The U.S. Transportation Security Administration's passenger prescreening program, Secure Flight, hit a major milestone on Aug. 15 when the agency directed domestic airlines—and the travel agencies that support them—to begin collecting from passengers full names, dates of birth and gender.
The milestone is the program's shift from planning to implementation, and follows an embattled journey that began more than five years ago when the government scrapped its predecessor, the controversial CAPPS II program
(BTNonline, Aug. 27, 2004)."There's nothing more to be tested, and no more approvals we need," said program director Paul Leyh, a former US Airways executive. "All it is now is to start the implementation process."
As of this month, domestic carriers are expected to collect those new passenger data at the time of reservation, but Leyh in early August said, "not all channels can be done exactly on Aug. 15, and because it's phased in, some carriers may be asking for this information earlier and some a little bit later."
Leyh said this month's milestone kicks off the next phase, as domestic carriers through the end of March 2010 will shift their watchlist-matching responsibilities to the government.
"The first part is the collection of the data and the second is the transmission, which actually does the watchlist-matching part of it," Leyh said. "For all airlines, the expectation is that by Aug. 15, they'll be asking for this data and be able to store this data, but they're going to be transmitting that data to Secure Flight at different times, based on their implementation schedule. Carrier A may be cutting over in September, carrier B in October and carrier C in November."
Once all domestic carriers begin transmitting data by the end of the first quarter of 2010, TSA said it would shift its sights to international airlines, for which TSA's sister agency, Customs and Border Protection, currently performs watchlist matching. "It's safe to say the international watchlist-matching process will be converted over to Secure Flight by the end of 2010," Leyh said.
TSA in the past year has tested the latest version of Secure Flight, through which the government checks passenger data against watchlists to reduce false matches and standardize practices across carriers.
Under the current model, Leyh said, "It's inconsistent from carrier to carrier. With Secure Flight, it's going to be consistent regardless of which carrier you're flying."
One primary goal of the program is to reduce the number of falsely flagged passengers. Though Leyh would not disclose the percentage of passengers who are wrongly identified in the current system, he said Secure Flight would bring the number of correct matches beyond 99.9 percent.

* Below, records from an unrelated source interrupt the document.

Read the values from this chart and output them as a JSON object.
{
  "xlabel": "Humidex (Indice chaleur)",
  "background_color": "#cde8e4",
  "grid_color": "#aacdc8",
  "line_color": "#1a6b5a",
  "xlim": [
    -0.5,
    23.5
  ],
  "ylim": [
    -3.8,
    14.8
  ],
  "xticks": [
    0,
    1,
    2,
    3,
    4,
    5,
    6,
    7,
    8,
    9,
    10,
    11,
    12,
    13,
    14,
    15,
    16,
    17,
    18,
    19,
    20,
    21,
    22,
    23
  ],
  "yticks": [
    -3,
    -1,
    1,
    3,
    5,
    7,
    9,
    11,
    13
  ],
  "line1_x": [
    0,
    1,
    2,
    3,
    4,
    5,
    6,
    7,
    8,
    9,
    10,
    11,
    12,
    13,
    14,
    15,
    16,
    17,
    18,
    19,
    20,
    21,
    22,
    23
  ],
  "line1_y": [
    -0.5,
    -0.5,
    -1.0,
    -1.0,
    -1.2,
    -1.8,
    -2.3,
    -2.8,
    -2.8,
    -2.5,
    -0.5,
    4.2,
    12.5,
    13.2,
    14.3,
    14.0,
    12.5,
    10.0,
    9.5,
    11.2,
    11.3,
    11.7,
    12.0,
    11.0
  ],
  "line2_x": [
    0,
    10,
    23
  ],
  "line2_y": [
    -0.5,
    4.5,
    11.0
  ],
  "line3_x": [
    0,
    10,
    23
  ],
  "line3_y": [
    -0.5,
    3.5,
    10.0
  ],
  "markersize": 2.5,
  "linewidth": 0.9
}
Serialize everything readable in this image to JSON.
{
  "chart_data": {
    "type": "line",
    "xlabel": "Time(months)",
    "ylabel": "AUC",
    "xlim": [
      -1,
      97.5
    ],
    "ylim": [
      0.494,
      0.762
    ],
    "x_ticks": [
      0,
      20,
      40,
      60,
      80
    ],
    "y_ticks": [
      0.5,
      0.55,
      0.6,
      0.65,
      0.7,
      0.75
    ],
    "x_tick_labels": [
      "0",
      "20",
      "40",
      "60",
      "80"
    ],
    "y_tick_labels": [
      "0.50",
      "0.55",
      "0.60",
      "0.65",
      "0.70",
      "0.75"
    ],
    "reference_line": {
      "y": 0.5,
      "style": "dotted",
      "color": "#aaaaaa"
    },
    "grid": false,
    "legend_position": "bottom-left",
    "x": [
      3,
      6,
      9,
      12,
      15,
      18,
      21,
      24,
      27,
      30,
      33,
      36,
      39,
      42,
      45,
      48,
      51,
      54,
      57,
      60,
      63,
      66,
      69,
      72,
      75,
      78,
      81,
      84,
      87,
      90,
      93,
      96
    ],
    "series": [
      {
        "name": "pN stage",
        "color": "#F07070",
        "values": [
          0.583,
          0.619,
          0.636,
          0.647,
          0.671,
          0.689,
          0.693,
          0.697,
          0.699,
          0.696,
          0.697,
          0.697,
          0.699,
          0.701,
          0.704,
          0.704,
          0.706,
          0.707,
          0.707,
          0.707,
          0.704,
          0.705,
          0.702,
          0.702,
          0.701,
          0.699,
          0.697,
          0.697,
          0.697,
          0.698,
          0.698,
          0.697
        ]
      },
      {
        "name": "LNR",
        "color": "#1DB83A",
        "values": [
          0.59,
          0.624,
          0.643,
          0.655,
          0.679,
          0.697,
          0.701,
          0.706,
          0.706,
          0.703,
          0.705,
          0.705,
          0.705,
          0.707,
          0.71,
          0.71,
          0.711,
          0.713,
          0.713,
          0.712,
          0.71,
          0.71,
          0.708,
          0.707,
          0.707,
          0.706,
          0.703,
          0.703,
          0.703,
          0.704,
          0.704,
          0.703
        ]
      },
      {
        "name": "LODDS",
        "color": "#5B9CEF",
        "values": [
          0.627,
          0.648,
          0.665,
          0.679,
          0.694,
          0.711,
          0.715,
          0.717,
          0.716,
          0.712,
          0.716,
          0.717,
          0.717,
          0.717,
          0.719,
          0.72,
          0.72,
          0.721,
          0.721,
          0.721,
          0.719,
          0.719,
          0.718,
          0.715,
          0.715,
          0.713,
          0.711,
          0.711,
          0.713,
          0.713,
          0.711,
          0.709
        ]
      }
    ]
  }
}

Since 2005, TSA has been refining Secure Flight to meet 10 conditions outlined by the Government Accountability Office. Among those, GAO said the program must include a functional redress system for falsely identified passengers, adequate security safeguards from hackers and effective privacy assurances to those submitting the data.
GAO this April said, "TSA had generally achieved nine of the 10 statutory conditions related to the development of the Secure Flight program and had conditionally achieved one condition," enabling the program to move forward. Leyh said the conditionally approved provision—which has to do with long-term budgetary guidance—would be complete by the end of September.
"If you go back to the beginning of the program, we've been under tremendous scrutiny from GAO, and rightfully so, to get the program on track, to make sure it's done right, to make sure it's built right and to make sure the right privacy, the right security and the right everything is built into it," Leyh said. "There hasn't been a more scrutinized program within all of the Department of Homeland Security than Secure Flight, I don't think."